Watt researches how the body regulates the small amounts of iron needed to catalyze chemical reactions on the cellular level.
“The goal of our research is to understand how iron is moved around in a healthy person and then look at people that have these different diseases and evaluate where the iron is accumulating, what kind of damage it is causing, and then try to figure out which one of the metallochaperones stopped functioning and why,” Watt said.
Metallochaperones are constantly pumping iron in or out of a cell. When these minute levels of iron get out of balance, the body experiences an adverse response. For example, abnormally high iron levels have been linked to Alzheimer’s and Parkinson’s disease, while low levels have been associated with anemia and other sicknesses.
Watt is researching two projects that address both sides of iron dysregulation.
“High iron, low iron—we do it all,” Watt said.
One project Watt’s team is tackling challenges the normal hypothesis for the cause of Alzheimer’s. The disease is known to produce protein buildups called amyloid plaques and tau tangles, and a common theory is that these accumulations cause the cerebral malfunction demonstrated in Alzheimer’s-afflicted patients. Dr. Watt, however, hypothesizes that the plaques and tangles are secondary and are produced to protect the brain against the abnormal amounts of iron seen in Alzheimer’s patients.
“We think that maybe iron is getting too high in the cell and that cells are trying to get the iron out,” Watt said. “To protect themselves from the iron, the [cells] are packaging the iron in the amyloid plaques and tau tangles. That’s a hypothesis with Alzheimer’s.”

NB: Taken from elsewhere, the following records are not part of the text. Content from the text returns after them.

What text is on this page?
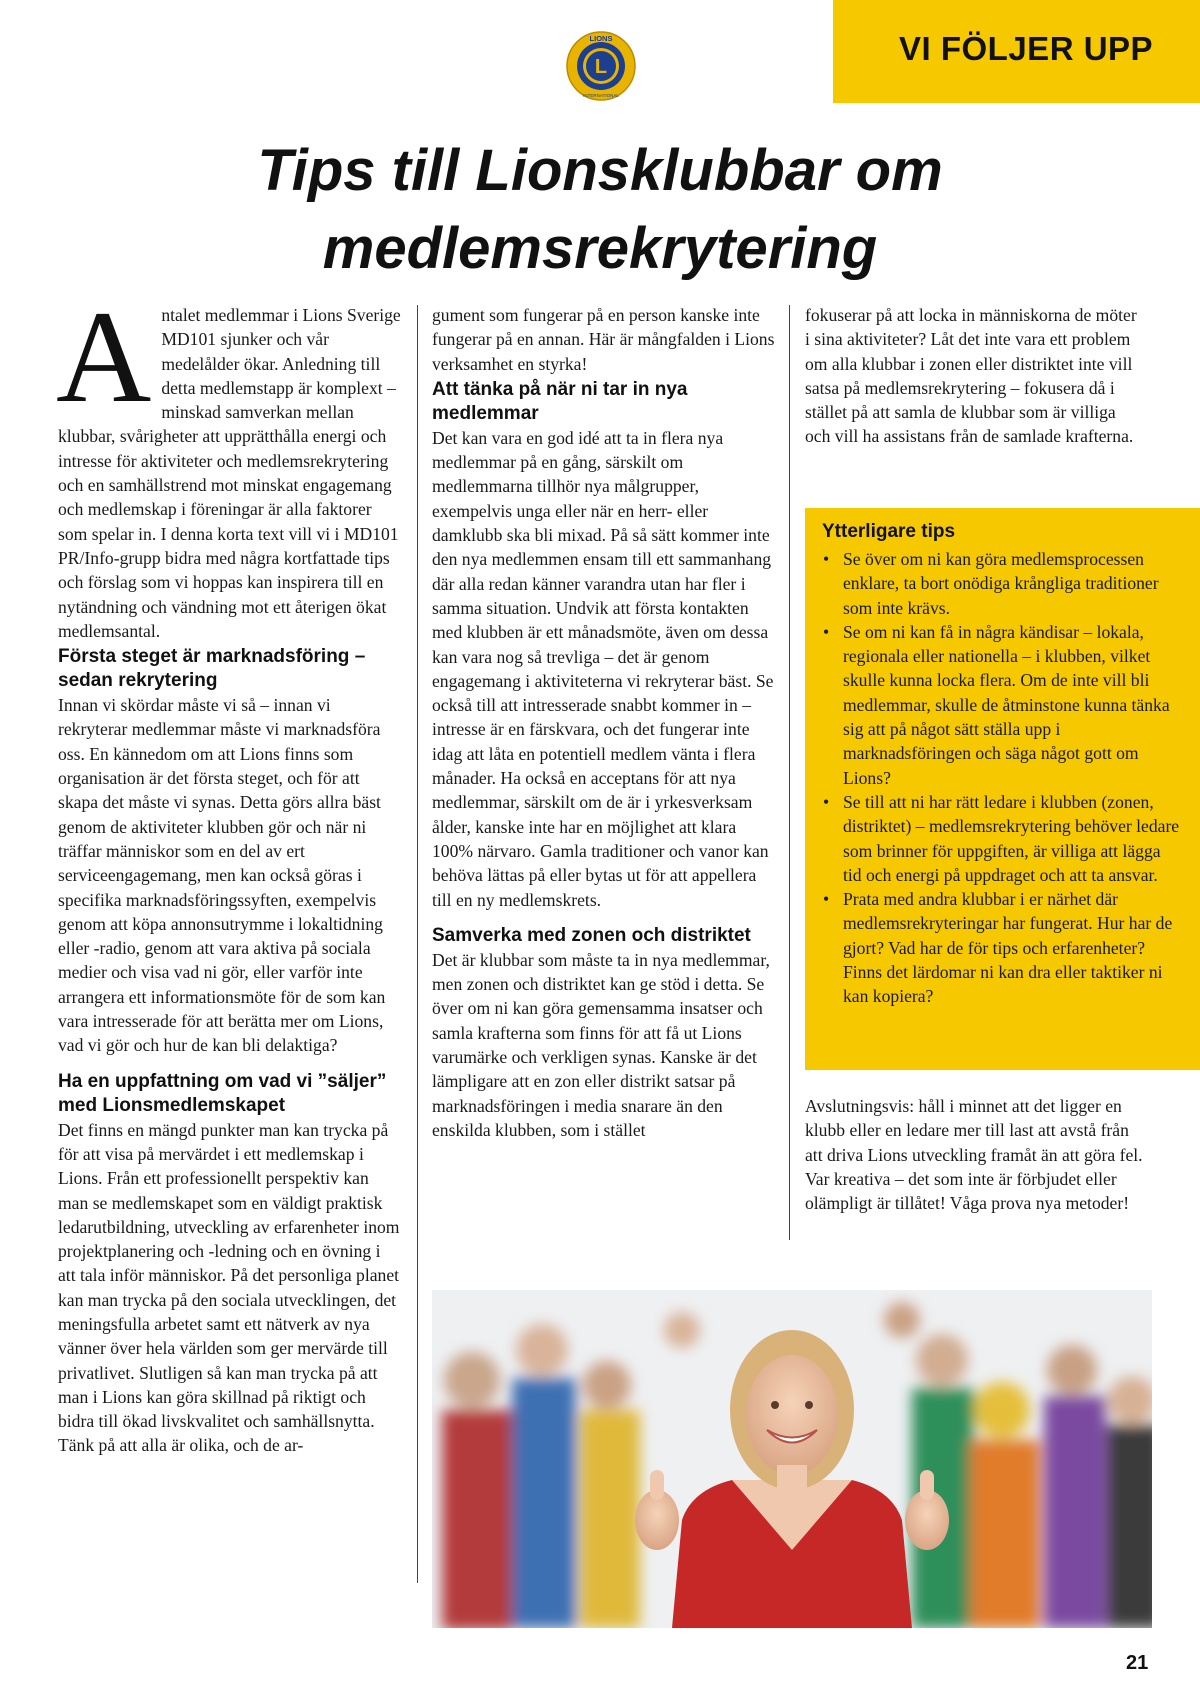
VI FÖLJER UPP
L
LIONS
INTERNATIONAL
Tips till Lionsklubbar om
medlemsrekrytering

Antalet medlemmar i Lions Sverige MD101 sjunker och vår medelålder ökar. Anledning till detta medlemstapp är komplext – minskad samverkan mellan klubbar, svårigheter att upprätthålla energi och intresse för aktiviteter och medlemsrekrytering och en samhällstrend mot minskat engagemang och medlemskap i föreningar är alla faktorer som spelar in. I denna korta text vill vi i MD101 PR/Info-grupp bidra med några kortfattade tips och förslag som vi hoppas kan inspirera till en nytändning och vändning mot ett återigen ökat medlemsantal.

Första steget är marknadsföring – sedan rekrytering

Innan vi skördar måste vi så – innan vi rekryterar medlemmar måste vi marknadsföra oss. En kännedom om att Lions finns som organisation är det första steget, och för att skapa det måste vi synas. Detta görs allra bäst genom de aktiviteter klubben gör och när ni träffar människor som en del av ert serviceengagemang, men kan också göras i specifika marknadsföringssyften, exempelvis genom att köpa annonsutrymme i lokaltidning eller -radio, genom att vara aktiva på sociala medier och visa vad ni gör, eller varför inte arrangera ett informationsmöte för de som kan vara intresserade för att berätta mer om Lions, vad vi gör och hur de kan bli delaktiga?

Ha en uppfattning om vad vi ”säljer” med Lionsmedlemskapet

Det finns en mängd punkter man kan trycka på för att visa på mervärdet i ett medlemskap i Lions. Från ett professionellt perspektiv kan man se medlemskapet som en väldigt praktisk ledarutbildning, utveckling av erfarenheter inom projektplanering och -ledning och en övning i att tala inför människor. På det personliga planet kan man trycka på den sociala utvecklingen, det meningsfulla arbetet samt ett nätverk av nya vänner över hela världen som ger mervärde till privatlivet. Slutligen så kan man trycka på att man i Lions kan göra skillnad på riktigt och bidra till ökad livskvalitet och samhällsnytta. Tänk på att alla är olika, och de ar-

gument som fungerar på en person kanske inte fungerar på en annan. Här är mångfalden i Lions verksamhet en styrka!

Att tänka på när ni tar in nya medlemmar

Det kan vara en god idé att ta in flera nya medlemmar på en gång, särskilt om medlemmarna tillhör nya målgrupper, exempelvis unga eller när en herr- eller damklubb ska bli mixad. På så sätt kommer inte den nya medlemmen ensam till ett sammanhang där alla redan känner varandra utan har fler i samma situation. Undvik att första kontakten med klubben är ett månadsmöte, även om dessa kan vara nog så trevliga – det är genom engagemang i aktiviteterna vi rekryterar bäst. Se också till att intresserade snabbt kommer in – intresse är en färskvara, och det fungerar inte idag att låta en potentiell medlem vänta i flera månader. Ha också en acceptans för att nya medlemmar, särskilt om de är i yrkesverksam ålder, kanske inte har en möjlighet att klara 100% närvaro. Gamla traditioner och vanor kan behöva lättas på eller bytas ut för att appellera till en ny medlemskrets.

Samverka med zonen och distriktet

Det är klubbar som måste ta in nya medlemmar, men zonen och distriktet kan ge stöd i detta. Se över om ni kan göra gemensamma insatser och samla krafterna som finns för att få ut Lions varumärke och verkligen synas. Kanske är det lämpligare att en zon eller distrikt satsar på marknadsföringen i media snarare än den enskilda klubben, som i stället

fokuserar på att locka in människorna de möter i sina aktiviteter? Låt det inte vara ett problem om alla klubbar i zonen eller distriktet inte vill satsa på medlemsrekrytering – fokusera då i stället på att samla de klubbar som är villiga och vill ha assistans från de samlade krafterna.

Ytterligare tips
• Se över om ni kan göra medlemsprocessen enklare, ta bort onödiga krångliga traditioner som inte krävs.
• Se om ni kan få in några kändisar – lokala, regionala eller nationella – i klubben, vilket skulle kunna locka flera. Om de inte vill bli medlemmar, skulle de åtminstone kunna tänka sig att på något sätt ställa upp i marknadsföringen och säga något gott om Lions?
• Se till att ni har rätt ledare i klubben (zonen, distriktet) – medlemsrekrytering behöver ledare som brinner för uppgiften, är villiga att lägga tid och energi på uppdraget och att ta ansvar.
• Prata med andra klubbar i er närhet där medlemsrekryteringar har fungerat. Hur har de gjort? Vad har de för tips och erfarenheter? Finns det lärdomar ni kan dra eller taktiker ni kan kopiera?

Avslutningsvis: håll i minnet att det ligger en klubb eller en ledare mer till last att avstå från att driva Lions utveckling framåt än att göra fel. Var kreativa – det som inte är förbjudet eller olämpligt är tillåtet! Våga prova nya metoder!

21
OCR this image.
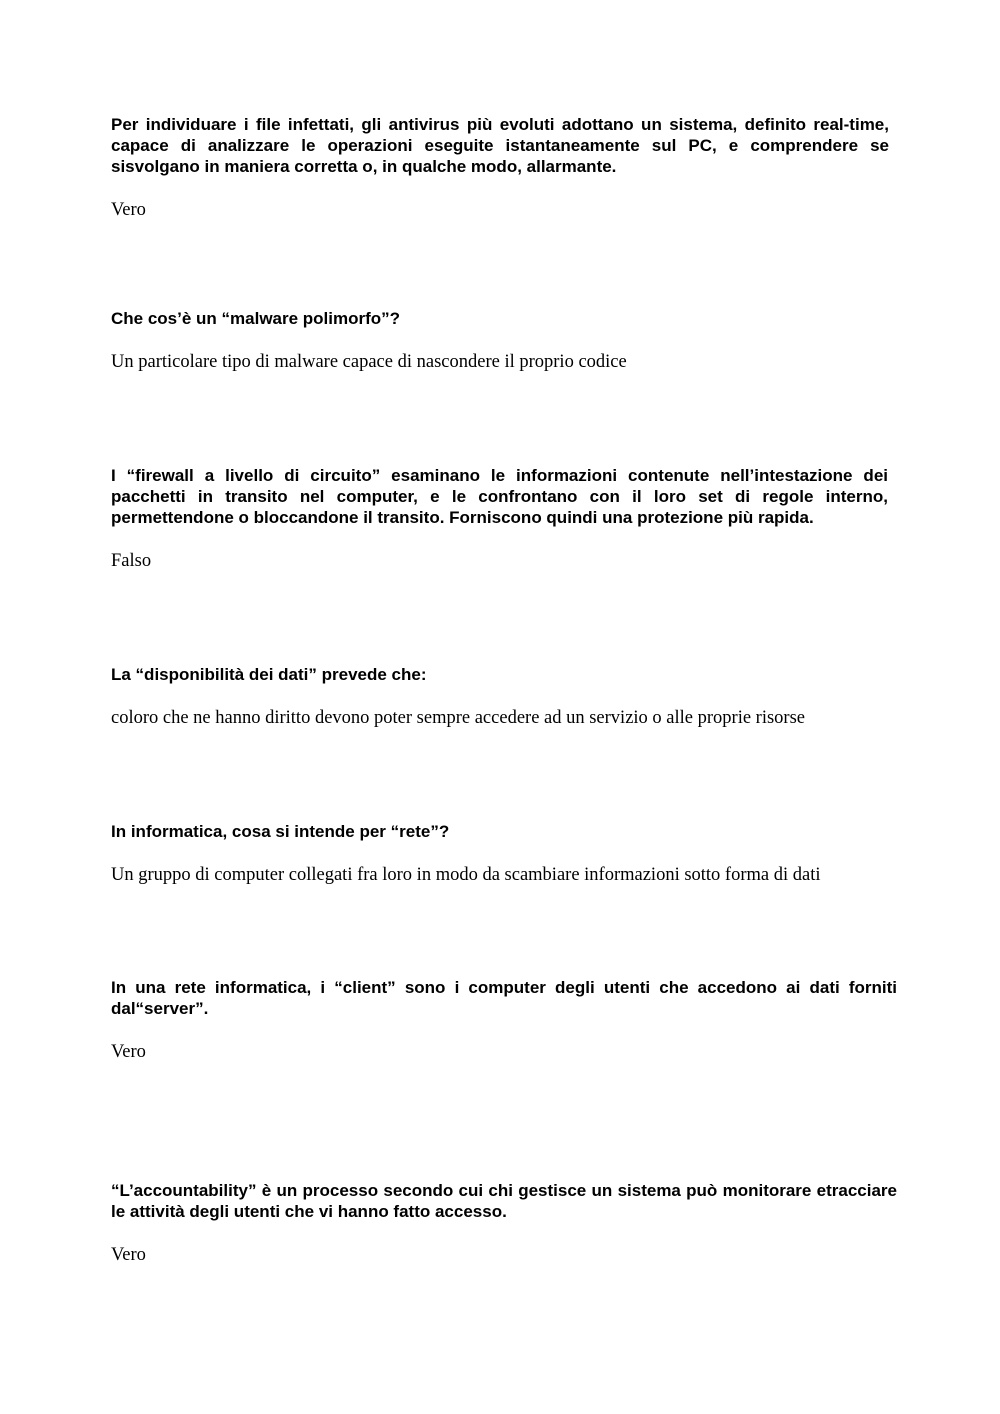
Per individuare i file infettati, gli antivirus più evoluti adottano un sistema, definito real-time, capace di analizzare le operazioni eseguite istantaneamente sul PC, e comprendere se sisvolgano in maniera corretta o, in qualche modo, allarmante.

Vero

Che cos’è un “malware polimorfo”?

Un particolare tipo di malware capace di nascondere il proprio codice

I “firewall a livello di circuito” esaminano le informazioni contenute nell’intestazione dei pacchetti in transito nel computer, e le confrontano con il loro set di regole interno, permettendone o bloccandone il transito. Forniscono quindi una protezione più rapida.

Falso

La “disponibilità dei dati” prevede che:

coloro che ne hanno diritto devono poter sempre accedere ad un servizio o alle proprie risorse

In informatica, cosa si intende per “rete”?

Un gruppo di computer collegati fra loro in modo da scambiare informazioni sotto forma di dati

In una rete informatica, i “client” sono i computer degli utenti che accedono ai dati forniti dal“server”.

Vero

“L’accountability” è un processo secondo cui chi gestisce un sistema può monitorare etracciare le attività degli utenti che vi hanno fatto accesso.

Vero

Watt’s work adds to a global body of research arguing that these proteins are a by-product of the high iron levels caused by certain diseases. Similar metal accumulation in protein plaques have been found in the brains of patients with Parkinson’s disease.
“The original hypothesis was that these plaques were killing the brain,” Watt said “A new model suggests that the plaques might be made to protect the brain from the dangerous effects of iron. It’s a shift in thinking, trying to determine what is causative agent for Alzheimer’s disease.”
A separate, concurrent project of Watt’s is the development of hepcidin inhibitors. Hepcidin is the hormone that controls how iron is redistributed in the body, and it is produced in high amounts when the body is inflamed. This can prevent the absorption of iron.
“We’re trying to trick the body into shutting down hepcidin production,” Watt said. “That would then let the body absorb the iron, send the iron to the bone marrow, and then restore red blood cell levels to carry enough oxygen.”
Developing a treatment for inflammation-induced anemia is “a really hot topic in the bio-iron field,” according to Watt.
“If we could either pretreat patients before surgery to get their blood levels as high as possible or treat them right after surgery to help them maintain a healthy blood supply, that would help them heal more quickly,” Watt said.
The hepcidin inhibitor research is progressing well. The culmination of this research would be to develop a commercially available drug to manage hepcidin levels, and Watt is getting close to that goal.
“We’re at the point where we’re trying to team up with a pharmaceutical company right now,” Watt said.